I want to send to my Romanian girlfriend some romantic love letter, translated properly on Romanian. Something like this:

Dear Hon,
While I lay here waiting to hear from you, I can't help thinking about what my life has become when you became a part of it. Waiting and wanting you has been the focus of my thoughts these days, knowing that one day, all that I have envisioned of us being together, will finally happen, even if it's just for a moment.
You give me reason to wake up in the morning and smile. Just smile for no particular reason except the fact that you are here.
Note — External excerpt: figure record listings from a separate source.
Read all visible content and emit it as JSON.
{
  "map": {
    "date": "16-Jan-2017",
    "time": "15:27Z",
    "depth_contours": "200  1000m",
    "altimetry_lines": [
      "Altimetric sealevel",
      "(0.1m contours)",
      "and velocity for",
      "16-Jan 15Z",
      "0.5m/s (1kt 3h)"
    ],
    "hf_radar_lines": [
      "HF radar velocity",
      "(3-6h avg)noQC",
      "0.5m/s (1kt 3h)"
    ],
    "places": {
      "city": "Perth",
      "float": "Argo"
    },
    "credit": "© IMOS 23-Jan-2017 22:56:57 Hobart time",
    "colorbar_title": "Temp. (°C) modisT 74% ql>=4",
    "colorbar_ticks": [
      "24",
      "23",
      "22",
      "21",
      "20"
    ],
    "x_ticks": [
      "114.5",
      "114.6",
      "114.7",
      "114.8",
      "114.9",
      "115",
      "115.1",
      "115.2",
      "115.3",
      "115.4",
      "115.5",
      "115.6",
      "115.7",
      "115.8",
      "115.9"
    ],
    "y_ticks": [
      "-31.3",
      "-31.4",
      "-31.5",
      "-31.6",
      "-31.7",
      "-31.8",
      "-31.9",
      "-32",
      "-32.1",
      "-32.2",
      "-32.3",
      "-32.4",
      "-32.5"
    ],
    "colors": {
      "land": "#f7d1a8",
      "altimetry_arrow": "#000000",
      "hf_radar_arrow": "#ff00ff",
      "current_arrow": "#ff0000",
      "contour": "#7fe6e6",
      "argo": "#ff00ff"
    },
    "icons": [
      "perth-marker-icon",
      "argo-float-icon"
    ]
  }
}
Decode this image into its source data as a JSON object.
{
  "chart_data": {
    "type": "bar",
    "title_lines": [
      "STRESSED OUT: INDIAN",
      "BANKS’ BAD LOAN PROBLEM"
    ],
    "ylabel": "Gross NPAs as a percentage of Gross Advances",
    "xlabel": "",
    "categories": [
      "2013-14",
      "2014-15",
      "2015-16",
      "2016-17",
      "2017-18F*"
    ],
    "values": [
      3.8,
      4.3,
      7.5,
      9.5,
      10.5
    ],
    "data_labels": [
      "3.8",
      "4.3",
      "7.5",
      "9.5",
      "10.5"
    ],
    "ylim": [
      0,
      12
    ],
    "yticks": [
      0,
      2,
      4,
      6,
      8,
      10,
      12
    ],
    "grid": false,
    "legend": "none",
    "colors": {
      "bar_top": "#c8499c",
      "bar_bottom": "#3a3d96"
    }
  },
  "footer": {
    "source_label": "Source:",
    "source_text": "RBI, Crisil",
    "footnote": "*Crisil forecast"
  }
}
As days go by I feel myself growing closer and closer and my heart is suddenly coming out of its shy spot and wanting to feel what it feels like to be loved again. I don't ever want to lose this feeling. 
When I hear your voice, it's like a feeling I don't want to leave; you give me comfort and joy. The sound of your voice is like my favorite love song, I can listen to it all night until it puts me to sleep. Yet, still as I continue to lay here and think about everything you are to me. 
Still, I just want you to know that wherever this road may take us, and how far it may be to finally get where we want to go, always know you are in my heart and in my heart is where you'll always be. Life hasn't been this grateful to me, until there was you.
Thank you for being you. What I'd like to say next, I'd like to say to you personally. Until then....  

 Love always,


Thanks in advance..


----------



## danylor

Normaly you must trying translate yourself a little bit. Have you some notions of romanian language ?


----------



## reaver

Yes.. Some.. I know it is really complicated . And some sentences on other languages cant be translated on Romanian so easy..So programs or web sites like Google translate, cant help me here so much.. Other than that.. I tried to use all possible online-offline software's i could find to start to learn Romanian..It is really nice language, i like it a lots.. But although it is really hard


----------



## danylor

I want help you but you must give me 1 hour because i'm at work.

I start with : 

In timp ce astept vesti de la tine nu ma pot impiedica sa ma gindesc despre ce anume viata mea este daca  ai face parte din ea .
Asteptîndu-te si vroindu-te a fost centrul gîndurilor mele în aceste zile, stiind ca intr-o zi, tot ceea ce am imaginat despre noi impreuna , se va indeplini in sfîrsit, chiar daca ar fi numai pentru un moment. 
Imi dai motiv de a ma trezi in fiecare dimineata surizind. Surizind fara motiv particular, numai gindindu-ma ca tu esti aici.


----------



## danylor

The next : 

In timp ce zilele se scurg ma simt crescind din ce in ce mai aproape de tine, si inima mea iese din obisnuita timiditate vroind simti senzatiile de a fi iubit din nou. Nu vreau sa pierd niciodata aceasta senzatie. 
Cînd îti aud vocea este ca si cum as vrea ca sunetul ei sa-mi ramina in permanenta in urechi : îmi dai bucurie si liniste. Sunetul vocii tale este ca cîntecul meu de dragoste preferit, as putea sa-l ascult toata noaptea pîna cînd ma adoarme. Si iar stau si ma gîndesc la tot ceea ce reprezinti pentru mine.
As vrea sa stiu pina unde aceasta ruta ne va duce pe noi impreuna, cît de departe vom vrea sa mergem, stiind ca tu esti in inima mea si ca inima mea este acolo unde tu vei fi întotdeauna. Viata n’a fost atît de buna cu mine pîna la aparitia ta.
 
Multumesc ca existi. Ceea ce as vrea sa-ti mai spun, as vrea sa-ti spun tie personal. Pina atunci…
 
Iubitul tau dintotdeauna,


----------



## reaver

Mulţumesc, foarte mult prieten..


----------



## danylor

you're welcome


----------